UNITED STATES of America, Plaintiff-Appellee, v. James Antwon JOHNSON, Defendant-Appellant.
After serving 37 months in prison for possessing a firearm as a felon, 18 U.S.C. § 922(g)(1), James Antwon Johnson began a three-year term of supervised release. Only three months later, he began violating the terms of his supervision: As he later admitted, he possessed a gun and ammunition, endangered a child's welfare, unlawfully possessed marijuana, failed to report to probation, failed to notify probation that he had been questioned by law enforcement, and failed to make monthly payments towards his financial penalty. The government charged him separately under § 922(g)(1) for possessing the gun and ammunition. The district court revoked his supervised release, see 18 U.S.C. § 3583(e) and (g), and imposed a 14-month prison term to run consecutive to his anticipated sentence on the new felon-in-possession charge. Johnson filed a notice of appeal, but his appointed counsel asserts that the appeal is frivolous and moves to withdraw under Anders v. California, 386 U.S. 738, 87 S.Ct. 1396, 18 L.Ed.2d 493 (1967).
At the outset we note that the Constitution does not provide a right to counsel in a revocation proceeding when, as here, the defendant does not contest the grounds for revocation or assert substantial and complex arguments in mitigation of the sentence. See Gagnon v. Scarpelli, 411 U.S. 778, 789–90, 93 S.Ct. 1756, 36 L.Ed.2d 656 (1973); United States v. Eskridge, 445 F.3d 930, 932–33 (7th Cir. 2006). The Anders safeguards therefore need not govern our review, but it is our practice to apply them nonetheless. See United States v. Wheeler, 814 F.3d 856, 857 (7th Cir. 2016). Counsel's brief explains the nature of the case and addresses the issues that an appeal of this kind might involve, and Johnson has not responded to counsel's motion. See Cir. R. 51(b). Because the analysis appears thorough, we limit our review to the subjects that counsel discusses. See United States v. Bey, 748 F.3d 774, 776 (7th Cir. 2014).
Counsel begins by telling us that Johnson does not wish to challenge his admissions to the violations underlying the revocation of his supervised release. For that reason, counsel appropriately refrains from discussing whether Johnson's admissions were knowing and voluntary. See United States v. Wheaton, 610 F.3d 389, 390 (7th Cir. 2010); United States v. Knox, 287 F.3d 667, 670–71 (7th Cir. 2002).
Counsel next questions whether Johnson could challenge the calculation of his imprisonment range but rightly concludes that this challenge would be frivolous.
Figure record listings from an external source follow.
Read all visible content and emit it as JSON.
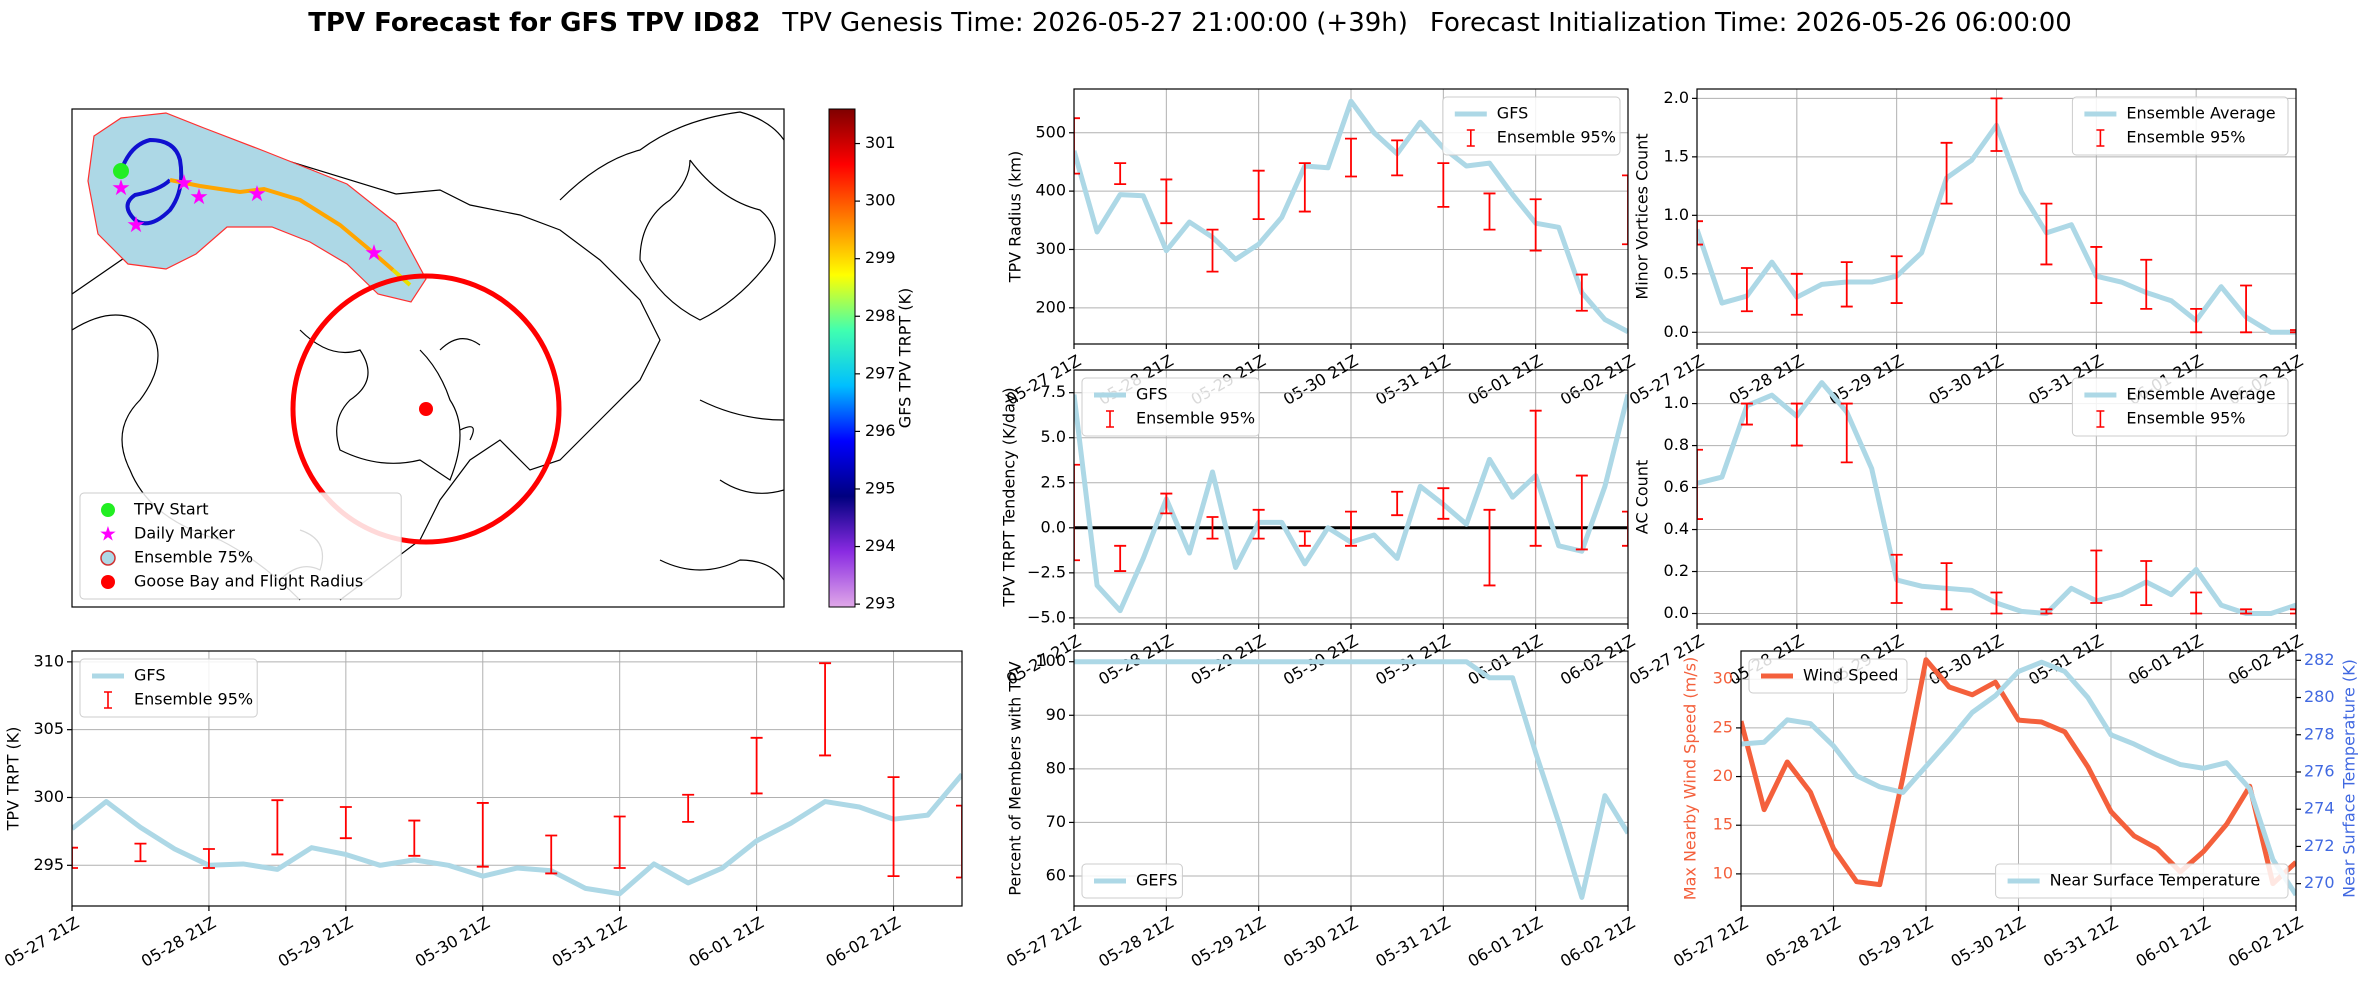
{
  "suptitle": {
    "main": "TPV Forecast for GFS TPV ID82",
    "genesis": "TPV Genesis Time: 2026-05-27 21:00:00 (+39h)",
    "init": "Forecast Initialization Time: 2026-05-26 06:00:00"
  },
  "chart_data": [
    {
      "type": "map",
      "colorbar_label": "GFS TPV TRPT (K)",
      "clim": [
        292.95,
        301.6
      ],
      "cticks": [
        293,
        294,
        295,
        296,
        297,
        298,
        299,
        300,
        301
      ],
      "colormap": [
        "#e0a8e8",
        "#8a2be2",
        "#00007f",
        "#0000ff",
        "#00bfff",
        "#40ffb0",
        "#ffff00",
        "#ff8000",
        "#ff0000",
        "#7f0000"
      ],
      "legend_loc": "lower left",
      "legend": [
        {
          "label": "TPV Start",
          "color": "#22ee22",
          "marker": "circle"
        },
        {
          "label": "Daily Marker",
          "color": "#ff00ff",
          "marker": "star"
        },
        {
          "label": "Ensemble 75%",
          "color": "#add8e6",
          "marker": "ring"
        },
        {
          "label": "Goose Bay and Flight Radius",
          "color": "#ff0000",
          "marker": "circle"
        }
      ]
    },
    {
      "type": "line",
      "ylabel": "TPV Radius (km)",
      "grid": true,
      "legend": "upper right",
      "categories": [
        "05-27 21Z",
        null,
        null,
        null,
        "05-28 21Z",
        null,
        null,
        null,
        "05-29 21Z",
        null,
        null,
        null,
        "05-30 21Z",
        null,
        null,
        null,
        "05-31 21Z",
        null,
        null,
        null,
        "06-01 21Z",
        null,
        null,
        null,
        "06-02 21Z"
      ],
      "ylim": [
        138,
        575
      ],
      "yticks": [
        200,
        300,
        400,
        500
      ],
      "series": [
        {
          "name": "GFS",
          "color": "#add8e6",
          "values": [
            469,
            330,
            394,
            392,
            298,
            347,
            321,
            283,
            309,
            355,
            443,
            440,
            554,
            500,
            464,
            518,
            474,
            443,
            448,
            394,
            345,
            338,
            226,
            180,
            159
          ]
        },
        {
          "name": "Ensemble 95%",
          "type": "errorbar",
          "color": "#ff0000",
          "lower": [
            430,
            null,
            412,
            null,
            345,
            null,
            262,
            null,
            352,
            null,
            365,
            null,
            425,
            null,
            427,
            null,
            373,
            null,
            334,
            null,
            298,
            null,
            195,
            null,
            309
          ],
          "upper": [
            525,
            null,
            448,
            null,
            420,
            null,
            334,
            null,
            435,
            null,
            448,
            null,
            490,
            null,
            487,
            null,
            448,
            null,
            396,
            null,
            386,
            null,
            257,
            null,
            427
          ]
        }
      ]
    },
    {
      "type": "line",
      "ylabel": "Minor Vortices Count",
      "grid": true,
      "legend": "upper right",
      "categories": [
        "05-27 21Z",
        null,
        null,
        null,
        "05-28 21Z",
        null,
        null,
        null,
        "05-29 21Z",
        null,
        null,
        null,
        "05-30 21Z",
        null,
        null,
        null,
        "05-31 21Z",
        null,
        null,
        null,
        "06-01 21Z",
        null,
        null,
        null,
        "06-02 21Z"
      ],
      "ylim": [
        -0.1,
        2.08
      ],
      "yticks": [
        {
          "value": 0,
          "label": "0.0"
        },
        0.5,
        {
          "value": 1,
          "label": "1.0"
        },
        1.5,
        {
          "value": 2,
          "label": "2.0"
        }
      ],
      "series": [
        {
          "name": "Ensemble Average",
          "color": "#add8e6",
          "values": [
            0.88,
            0.25,
            0.31,
            0.6,
            0.3,
            0.41,
            0.43,
            0.43,
            0.48,
            0.68,
            1.32,
            1.47,
            1.77,
            1.2,
            0.85,
            0.92,
            0.48,
            0.43,
            0.34,
            0.27,
            0.1,
            0.39,
            0.13,
            0,
            0
          ]
        },
        {
          "name": "Ensemble 95%",
          "type": "errorbar",
          "color": "#ff0000",
          "lower": [
            0.75,
            null,
            0.18,
            null,
            0.15,
            null,
            0.22,
            null,
            0.25,
            null,
            1.1,
            null,
            1.55,
            null,
            0.58,
            null,
            0.25,
            null,
            0.2,
            null,
            0,
            null,
            0,
            null,
            0
          ],
          "upper": [
            0.95,
            null,
            0.55,
            null,
            0.5,
            null,
            0.6,
            null,
            0.65,
            null,
            1.62,
            null,
            2.0,
            null,
            1.1,
            null,
            0.73,
            null,
            0.62,
            null,
            0.2,
            null,
            0.4,
            null,
            0.02
          ]
        }
      ]
    },
    {
      "type": "line",
      "ylabel": "TPV TRPT Tendency (K/day)",
      "grid": true,
      "legend": "upper left",
      "hline": 0,
      "categories": [
        "05-27 21Z",
        null,
        null,
        null,
        "05-28 21Z",
        null,
        null,
        null,
        "05-29 21Z",
        null,
        null,
        null,
        "05-30 21Z",
        null,
        null,
        null,
        "05-31 21Z",
        null,
        null,
        null,
        "06-01 21Z",
        null,
        null,
        null,
        "06-02 21Z"
      ],
      "ylim": [
        -5.34,
        8.76
      ],
      "yticks": [
        {
          "value": -5,
          "label": "−5.0"
        },
        {
          "value": -2.5,
          "label": "−2.5"
        },
        {
          "value": 0,
          "label": "0.0"
        },
        2.5,
        {
          "value": 5,
          "label": "5.0"
        },
        7.5
      ],
      "series": [
        {
          "name": "GFS",
          "color": "#add8e6",
          "values": [
            7.4,
            -3.2,
            -4.6,
            -1.7,
            1.6,
            -1.4,
            3.1,
            -2.2,
            0.3,
            0.3,
            -2.0,
            0,
            -0.8,
            -0.4,
            -1.7,
            2.3,
            1.3,
            0.2,
            3.8,
            1.7,
            2.9,
            -1.0,
            -1.3,
            2.3,
            7.4
          ]
        },
        {
          "name": "Ensemble 95%",
          "type": "errorbar",
          "color": "#ff0000",
          "lower": [
            -1.8,
            null,
            -2.4,
            null,
            0.8,
            null,
            -0.6,
            null,
            -0.6,
            null,
            -1.0,
            null,
            -1.0,
            null,
            0.7,
            null,
            0.5,
            null,
            -3.2,
            null,
            -1.0,
            null,
            -1.2,
            null,
            -1.0
          ],
          "upper": [
            3.5,
            null,
            -1.0,
            null,
            1.9,
            null,
            0.6,
            null,
            1.0,
            null,
            -0.2,
            null,
            0.9,
            null,
            2.0,
            null,
            2.2,
            null,
            1.0,
            null,
            6.5,
            null,
            2.9,
            null,
            0.9
          ]
        }
      ]
    },
    {
      "type": "line",
      "ylabel": "AC Count",
      "grid": true,
      "legend": "upper right",
      "categories": [
        "05-27 21Z",
        null,
        null,
        null,
        "05-28 21Z",
        null,
        null,
        null,
        "05-29 21Z",
        null,
        null,
        null,
        "05-30 21Z",
        null,
        null,
        null,
        "05-31 21Z",
        null,
        null,
        null,
        "06-01 21Z",
        null,
        null,
        null,
        "06-02 21Z"
      ],
      "ylim": [
        -0.05,
        1.16
      ],
      "yticks": [
        {
          "value": 0,
          "label": "0.0"
        },
        0.2,
        0.4,
        0.6,
        0.8,
        {
          "value": 1,
          "label": "1.0"
        }
      ],
      "series": [
        {
          "name": "Ensemble Average",
          "color": "#add8e6",
          "values": [
            0.62,
            0.65,
            0.99,
            1.04,
            0.94,
            1.1,
            0.96,
            0.69,
            0.16,
            0.13,
            0.12,
            0.11,
            0.05,
            0.01,
            0,
            0.12,
            0.06,
            0.09,
            0.15,
            0.09,
            0.21,
            0.04,
            0,
            0,
            0.04
          ]
        },
        {
          "name": "Ensemble 95%",
          "type": "errorbar",
          "color": "#ff0000",
          "lower": [
            0.45,
            null,
            0.9,
            null,
            0.8,
            null,
            0.72,
            null,
            0.05,
            null,
            0.02,
            null,
            0,
            null,
            0,
            null,
            0.05,
            null,
            0.04,
            null,
            0,
            null,
            0,
            null,
            0
          ],
          "upper": [
            0.78,
            null,
            1.0,
            null,
            1.0,
            null,
            1.0,
            null,
            0.28,
            null,
            0.24,
            null,
            0.1,
            null,
            0.02,
            null,
            0.3,
            null,
            0.25,
            null,
            0.1,
            null,
            0.02,
            null,
            0.02
          ]
        }
      ]
    },
    {
      "type": "line",
      "ylabel": "TPV TRPT (K)",
      "grid": true,
      "legend": "upper left",
      "categories": [
        "05-27 21Z",
        null,
        null,
        null,
        "05-28 21Z",
        null,
        null,
        null,
        "05-29 21Z",
        null,
        null,
        null,
        "05-30 21Z",
        null,
        null,
        null,
        "05-31 21Z",
        null,
        null,
        null,
        "06-01 21Z",
        null,
        null,
        null,
        "06-02 21Z",
        null,
        null
      ],
      "ylim": [
        292,
        310.8
      ],
      "yticks": [
        295,
        300,
        305,
        310
      ],
      "series": [
        {
          "name": "GFS",
          "color": "#add8e6",
          "values": [
            297.7,
            299.7,
            297.8,
            296.2,
            295.0,
            295.1,
            294.7,
            296.3,
            295.8,
            295.0,
            295.4,
            295.0,
            294.2,
            294.8,
            294.6,
            293.3,
            292.9,
            295.1,
            293.7,
            294.8,
            296.8,
            298.1,
            299.7,
            299.3,
            298.4,
            298.7,
            301.7
          ]
        },
        {
          "name": "Ensemble 95%",
          "type": "errorbar",
          "color": "#ff0000",
          "lower": [
            294.8,
            null,
            295.3,
            null,
            294.8,
            null,
            295.8,
            null,
            297.0,
            null,
            295.7,
            null,
            294.9,
            null,
            294.4,
            null,
            294.8,
            null,
            298.2,
            null,
            300.3,
            null,
            303.1,
            null,
            294.2,
            null,
            294.1
          ],
          "upper": [
            296.3,
            null,
            296.6,
            null,
            296.2,
            null,
            299.8,
            null,
            299.3,
            null,
            298.3,
            null,
            299.6,
            null,
            297.2,
            null,
            298.6,
            null,
            300.2,
            null,
            304.4,
            null,
            309.9,
            null,
            301.5,
            null,
            299.4
          ]
        }
      ]
    },
    {
      "type": "line",
      "ylabel": "Percent of Members with TPV",
      "grid": true,
      "legend": "lower left",
      "categories": [
        "05-27 21Z",
        null,
        null,
        null,
        "05-28 21Z",
        null,
        null,
        null,
        "05-29 21Z",
        null,
        null,
        null,
        "05-30 21Z",
        null,
        null,
        null,
        "05-31 21Z",
        null,
        null,
        null,
        "06-01 21Z",
        null,
        null,
        null,
        "06-02 21Z"
      ],
      "ylim": [
        54.4,
        102
      ],
      "yticks": [
        60,
        70,
        80,
        90,
        100
      ],
      "series": [
        {
          "name": "GEFS",
          "color": "#add8e6",
          "values": [
            100,
            100,
            100,
            100,
            100,
            100,
            100,
            100,
            100,
            100,
            100,
            100,
            100,
            100,
            100,
            100,
            100,
            100,
            97,
            97,
            83,
            70,
            56,
            75,
            68
          ]
        }
      ]
    },
    {
      "type": "line",
      "ylabel": "Max Nearby Wind Speed (m/s)",
      "y2label": "Near Surface Temperature (K)",
      "grid": true,
      "legend": "upper left",
      "y2legend": "lower right",
      "categories": [
        "05-27 21Z",
        null,
        null,
        null,
        "05-28 21Z",
        null,
        null,
        null,
        "05-29 21Z",
        null,
        null,
        null,
        "05-30 21Z",
        null,
        null,
        null,
        "05-31 21Z",
        null,
        null,
        null,
        "06-01 21Z",
        null,
        null,
        null,
        "06-02 21Z"
      ],
      "ylim": [
        6.7,
        32.9
      ],
      "yticks": [
        10,
        15,
        20,
        25,
        30
      ],
      "y2lim": [
        268.8,
        282.5
      ],
      "y2ticks": [
        270,
        272,
        274,
        276,
        278,
        280,
        282
      ],
      "series": [
        {
          "name": "Wind Speed",
          "color": "#f4603c",
          "values": [
            25.7,
            16.6,
            21.5,
            18.4,
            12.6,
            9.2,
            8.9,
            19.9,
            32.0,
            29.2,
            28.4,
            29.7,
            25.8,
            25.6,
            24.6,
            21.0,
            16.4,
            13.9,
            12.6,
            10.2,
            12.3,
            15.1,
            19.0,
            9.0,
            11.2
          ]
        },
        {
          "name": "Near Surface Temperature",
          "axis": "y2",
          "color": "#add8e6",
          "axis_color": "#4169e1",
          "values": [
            277.5,
            277.6,
            278.8,
            278.6,
            277.4,
            275.8,
            275.2,
            274.9,
            276.3,
            277.7,
            279.2,
            280.1,
            281.4,
            281.9,
            281.4,
            280.0,
            278.0,
            277.5,
            276.9,
            276.4,
            276.2,
            276.5,
            275.1,
            271.3,
            269.4
          ]
        }
      ]
    }
  ]
}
As counsel explains, the district court correctly determined that Johnson's most serious violation (possessing a weapon and ammunition as a felon, an offense punishable under both state and federal law by a prison term exceeding one year) was a Class B violation, see U.S.S.G. § 7B1.1, and that the applicable policy-statement range for the violation—based on the Category III criminal history at the time of Johnson's original sentencing—was 8 to 14 months’ imprisonment. See U.S.S.G. § 7B1.4(a). The court's order that Johnson serve this prison term consecutive to his anticipated sentence on his new charge is also consistent with the relevant policy statement. See U.S.S.G. § 7B1.3(f).
Counsel also considers but rightly rejects a challenge to the reasonableness of the 14-month prison term. As required by 18 U.S.C. § 3583, the district court took into account the relevant sentencing factors in § 3553(a), including the nature and circumstances of the violations (noting that Johnson had returned to dangerous behavior “right out of the gate” after his release from prison), Johnson's background and personal characteristics (discussing his history of domestic abuse and other violent acts), and the need to deter Johnson from future criminal acts and protect the public (explaining that imprisonment at the low end of the guidelines would be insufficient to achieve those goals). It then permissibly selected a sentence within the policy-statement range. Under these circumstances, we would not find the new prison term to be plainly unreasonable. See United States v. Jones, 774 F.3d 399, 404–05 (7th Cir. 2014).
Counsel's motion to withdraw is GRANTED, and the appeal is DISMISSED.